Résultat de recherche d'images pour "maxime et constance boidin"Ce dernier cycle de la Guerre des Sambre se déroule pendant la période révolutionnaire et suit la psychologie violente et hantée du père de Hugo. Surtout, en raccrochant aux évènements et personnages historiques (le jeune Robespierre), il nous propose de dévoiler les derniers mystères sur les membres aux yeux bleus et l’origine des branches cousines des Sambre.
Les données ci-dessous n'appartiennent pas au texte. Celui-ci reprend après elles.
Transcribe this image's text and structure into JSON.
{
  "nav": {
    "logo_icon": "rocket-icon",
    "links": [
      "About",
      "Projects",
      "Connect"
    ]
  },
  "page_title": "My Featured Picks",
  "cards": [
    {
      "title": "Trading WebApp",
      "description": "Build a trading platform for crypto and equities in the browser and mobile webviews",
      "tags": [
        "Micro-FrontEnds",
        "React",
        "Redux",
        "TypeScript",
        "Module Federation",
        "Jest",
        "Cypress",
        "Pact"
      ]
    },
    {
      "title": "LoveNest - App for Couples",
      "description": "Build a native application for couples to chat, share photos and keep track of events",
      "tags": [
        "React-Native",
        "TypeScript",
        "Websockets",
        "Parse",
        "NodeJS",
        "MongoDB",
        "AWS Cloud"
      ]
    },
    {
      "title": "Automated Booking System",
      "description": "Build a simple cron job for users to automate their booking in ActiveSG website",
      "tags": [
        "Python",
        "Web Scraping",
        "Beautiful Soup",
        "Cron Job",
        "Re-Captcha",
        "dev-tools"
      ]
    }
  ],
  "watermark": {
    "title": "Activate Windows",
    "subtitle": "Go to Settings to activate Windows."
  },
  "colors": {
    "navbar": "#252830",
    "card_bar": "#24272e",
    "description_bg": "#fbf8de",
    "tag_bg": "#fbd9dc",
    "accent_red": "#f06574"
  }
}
Dès le premier album Sambre l’on sait que tout s’est joué pendant la période révolutionnaire… dont on nous dit pourtant très peu. J’ai trouve ce cycle moins essentiel, à la fois par une petite baisse graphique et par des sujets moins passionnels. L’histoire est centrée sur la vie de Maxime, enfant battu devenu violent, survivant… dont le destin nous intéresse moins tant qu’il n’est pas lié à la mythologie de la famille. Le cycle II nous parlait du grand-père et de son œil perdu, d’un ancêtre chevalier, le I nous faisait découvrir une pierre rouge dans les mines du Nord… Le III nous fait patienter jusqu’à la guillotine et à l’implication révolutionnaire attendue de Maxime. Probablement à prendre dans un ensemble de la dynastie Sambre qui reste une formidable aventure éditoriale et artistique d’un auteur pugnace et passionné.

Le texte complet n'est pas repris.